A sprawling, loose-limbed collection of funny and harrowing on-the-clock anecdotes, broken up by numerous digressions into family and institutional history, Blue Blood makes up in observation what it lacks in shape. Conlon began writing about "the Job" in 1997, when he published the first of several pseudonymous "Cop Diary" columns in The New Yorker, and the book has the feel of a giant compendium of entries, which makes it more accessible in bite-size chunks than in its exhaustive whole. But in his thorough accounting of life on the force, Conlon mounts an honest and spirited defense of the men behind the badges, who generally do good work in the face of public suspicion and aggravating regulations, not to mention the day-to-day menace of the streets.
Descended from four generations of NYPD blue, including a great-grandfather who was on the take and a father who left his post for the FBI, Conlon graduated from the Academy at 30 and was assigned as a housing cop in the South Bronx. Like many large public structures in the project, his building was intended as a forward-looking urban community, but had long since gone to seed, ravaged by drugs and violent crime. His experiences there ranged from a major (and horrifically flubbed) drug bust to a crazy old woman with a crazier cat, but he enjoyed playing the role of caretaker and accepting the accompanying small rewards. His optimism continued when he was promoted to the Street Narcotics Enforcement Unit, where he was part of a close-knit team that broke up drug "sets" in the area. Only later, after the unfair departure of a beloved sergeant, did the Job start seeming like a job, due to petty conflicts with some of the top brass.

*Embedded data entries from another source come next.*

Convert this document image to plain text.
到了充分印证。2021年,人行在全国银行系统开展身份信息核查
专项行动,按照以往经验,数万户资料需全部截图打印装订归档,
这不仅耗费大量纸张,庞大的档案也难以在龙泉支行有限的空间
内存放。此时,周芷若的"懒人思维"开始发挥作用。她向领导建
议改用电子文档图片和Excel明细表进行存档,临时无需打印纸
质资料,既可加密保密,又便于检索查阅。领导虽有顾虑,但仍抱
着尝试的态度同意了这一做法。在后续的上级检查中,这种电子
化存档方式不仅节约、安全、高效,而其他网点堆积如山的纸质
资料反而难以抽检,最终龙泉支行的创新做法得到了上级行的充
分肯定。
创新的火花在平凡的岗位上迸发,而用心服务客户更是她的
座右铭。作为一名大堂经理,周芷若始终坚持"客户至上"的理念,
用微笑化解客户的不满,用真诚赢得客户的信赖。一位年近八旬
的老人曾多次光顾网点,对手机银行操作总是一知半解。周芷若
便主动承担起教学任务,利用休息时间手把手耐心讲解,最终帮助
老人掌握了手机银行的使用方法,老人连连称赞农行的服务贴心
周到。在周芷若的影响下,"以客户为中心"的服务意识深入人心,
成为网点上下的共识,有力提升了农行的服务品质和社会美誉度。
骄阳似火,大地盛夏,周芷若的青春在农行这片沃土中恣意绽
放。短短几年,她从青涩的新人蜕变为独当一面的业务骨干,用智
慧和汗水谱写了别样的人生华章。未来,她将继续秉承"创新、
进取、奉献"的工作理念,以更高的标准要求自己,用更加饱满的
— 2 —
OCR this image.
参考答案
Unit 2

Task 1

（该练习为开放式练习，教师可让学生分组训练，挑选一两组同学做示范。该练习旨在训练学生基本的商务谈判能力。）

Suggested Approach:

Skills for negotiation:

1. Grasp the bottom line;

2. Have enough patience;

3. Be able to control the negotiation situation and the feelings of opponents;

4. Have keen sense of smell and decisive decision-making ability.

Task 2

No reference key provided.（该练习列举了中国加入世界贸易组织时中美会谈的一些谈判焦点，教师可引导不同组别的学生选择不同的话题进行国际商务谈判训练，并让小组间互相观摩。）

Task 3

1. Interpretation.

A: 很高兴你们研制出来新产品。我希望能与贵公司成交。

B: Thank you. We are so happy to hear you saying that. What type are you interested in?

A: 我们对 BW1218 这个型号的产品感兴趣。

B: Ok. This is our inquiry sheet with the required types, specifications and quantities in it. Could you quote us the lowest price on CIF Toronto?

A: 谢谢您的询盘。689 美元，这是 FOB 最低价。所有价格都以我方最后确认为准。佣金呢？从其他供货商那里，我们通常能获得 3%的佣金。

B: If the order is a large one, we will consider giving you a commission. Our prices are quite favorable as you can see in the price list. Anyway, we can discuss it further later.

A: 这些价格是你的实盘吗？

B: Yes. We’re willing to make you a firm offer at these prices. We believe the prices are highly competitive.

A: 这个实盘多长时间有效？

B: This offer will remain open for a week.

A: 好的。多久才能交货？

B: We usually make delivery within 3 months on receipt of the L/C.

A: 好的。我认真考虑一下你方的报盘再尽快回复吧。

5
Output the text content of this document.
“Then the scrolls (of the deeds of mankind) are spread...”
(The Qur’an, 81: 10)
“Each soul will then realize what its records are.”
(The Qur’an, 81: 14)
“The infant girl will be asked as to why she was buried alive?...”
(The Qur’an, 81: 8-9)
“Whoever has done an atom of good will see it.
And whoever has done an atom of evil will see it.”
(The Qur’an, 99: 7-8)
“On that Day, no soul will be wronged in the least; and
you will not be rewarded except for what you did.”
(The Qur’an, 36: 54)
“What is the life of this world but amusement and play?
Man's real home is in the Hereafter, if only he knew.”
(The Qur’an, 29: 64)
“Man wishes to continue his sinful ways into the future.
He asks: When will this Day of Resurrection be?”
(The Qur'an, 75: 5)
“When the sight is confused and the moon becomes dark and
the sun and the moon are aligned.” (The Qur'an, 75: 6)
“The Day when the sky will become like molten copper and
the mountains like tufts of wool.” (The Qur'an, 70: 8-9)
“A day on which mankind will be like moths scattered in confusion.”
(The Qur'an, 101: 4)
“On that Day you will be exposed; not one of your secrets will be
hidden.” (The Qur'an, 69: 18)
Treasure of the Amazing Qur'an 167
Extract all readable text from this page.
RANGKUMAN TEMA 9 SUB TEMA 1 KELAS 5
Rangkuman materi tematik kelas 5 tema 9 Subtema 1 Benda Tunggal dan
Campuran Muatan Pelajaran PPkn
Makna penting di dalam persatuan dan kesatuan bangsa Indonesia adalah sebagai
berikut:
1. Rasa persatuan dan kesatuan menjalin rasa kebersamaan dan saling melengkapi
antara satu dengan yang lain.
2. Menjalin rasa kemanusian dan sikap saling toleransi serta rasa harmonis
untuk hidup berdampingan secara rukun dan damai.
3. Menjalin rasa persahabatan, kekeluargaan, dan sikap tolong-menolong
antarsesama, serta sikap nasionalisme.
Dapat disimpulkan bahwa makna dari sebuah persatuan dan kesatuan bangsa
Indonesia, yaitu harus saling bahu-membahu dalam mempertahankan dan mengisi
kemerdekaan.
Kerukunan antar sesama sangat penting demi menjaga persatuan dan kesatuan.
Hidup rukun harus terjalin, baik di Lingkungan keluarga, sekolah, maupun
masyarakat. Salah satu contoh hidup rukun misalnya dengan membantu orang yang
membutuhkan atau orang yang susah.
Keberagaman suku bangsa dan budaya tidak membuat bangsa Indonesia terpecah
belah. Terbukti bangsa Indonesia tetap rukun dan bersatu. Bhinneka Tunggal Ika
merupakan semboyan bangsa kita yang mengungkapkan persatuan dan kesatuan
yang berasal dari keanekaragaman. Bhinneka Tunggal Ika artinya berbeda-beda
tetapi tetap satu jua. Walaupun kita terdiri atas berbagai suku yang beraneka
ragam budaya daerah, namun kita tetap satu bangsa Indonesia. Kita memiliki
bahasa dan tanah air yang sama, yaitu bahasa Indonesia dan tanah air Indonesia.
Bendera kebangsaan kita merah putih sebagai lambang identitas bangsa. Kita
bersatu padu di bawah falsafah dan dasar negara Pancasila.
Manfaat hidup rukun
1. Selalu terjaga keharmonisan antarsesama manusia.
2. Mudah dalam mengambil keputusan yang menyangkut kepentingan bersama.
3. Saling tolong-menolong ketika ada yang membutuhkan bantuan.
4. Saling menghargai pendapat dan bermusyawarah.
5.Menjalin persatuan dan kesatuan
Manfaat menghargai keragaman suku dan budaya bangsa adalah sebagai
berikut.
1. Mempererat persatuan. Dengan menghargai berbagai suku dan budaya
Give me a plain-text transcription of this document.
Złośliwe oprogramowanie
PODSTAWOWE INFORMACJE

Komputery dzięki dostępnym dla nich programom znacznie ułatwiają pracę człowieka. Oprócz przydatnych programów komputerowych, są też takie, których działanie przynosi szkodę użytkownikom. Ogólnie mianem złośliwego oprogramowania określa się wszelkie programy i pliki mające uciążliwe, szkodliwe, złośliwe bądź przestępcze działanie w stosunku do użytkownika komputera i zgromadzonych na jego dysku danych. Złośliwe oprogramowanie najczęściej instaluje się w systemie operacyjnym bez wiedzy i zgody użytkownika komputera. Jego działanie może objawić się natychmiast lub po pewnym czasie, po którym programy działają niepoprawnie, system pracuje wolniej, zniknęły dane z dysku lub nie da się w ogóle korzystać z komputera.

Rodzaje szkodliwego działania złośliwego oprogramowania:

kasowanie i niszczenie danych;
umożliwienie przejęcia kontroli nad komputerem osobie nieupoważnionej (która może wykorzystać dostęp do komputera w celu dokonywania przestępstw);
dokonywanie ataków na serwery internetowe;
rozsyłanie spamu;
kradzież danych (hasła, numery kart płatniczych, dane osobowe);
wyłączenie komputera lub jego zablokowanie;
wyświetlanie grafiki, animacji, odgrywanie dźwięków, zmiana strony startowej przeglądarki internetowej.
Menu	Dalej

Having climbed the ranks to detective after a long stint with Narcotics, Conlon hasn't lost his commitment and faith, especially with regard to his fellow officers, whom he feels were unfairly perceived during Mayor Giuliani's tenure. For one, Conlon believes all the minor, "clean up the streets" measures that were stepped up under Giuliani's watch led to more major infractions. But mainly, the NYPD's reputation for harassment and abuse rankles him: While Conlon has no use for Justin Volpe, the officer who sodomized Abner Louima with a broomstick, he's surprisingly unwilling to tsk at the cops who shot Amadou Diallo 41 times, noting "there was little doubt that they had acted without malice, in the belief of a hideous necessity, the defense of their own and their partners' lives." Here and elsewhere in Conlon's powerful book, he chooses to close ranks, but not before persuasively arguing for the public trust.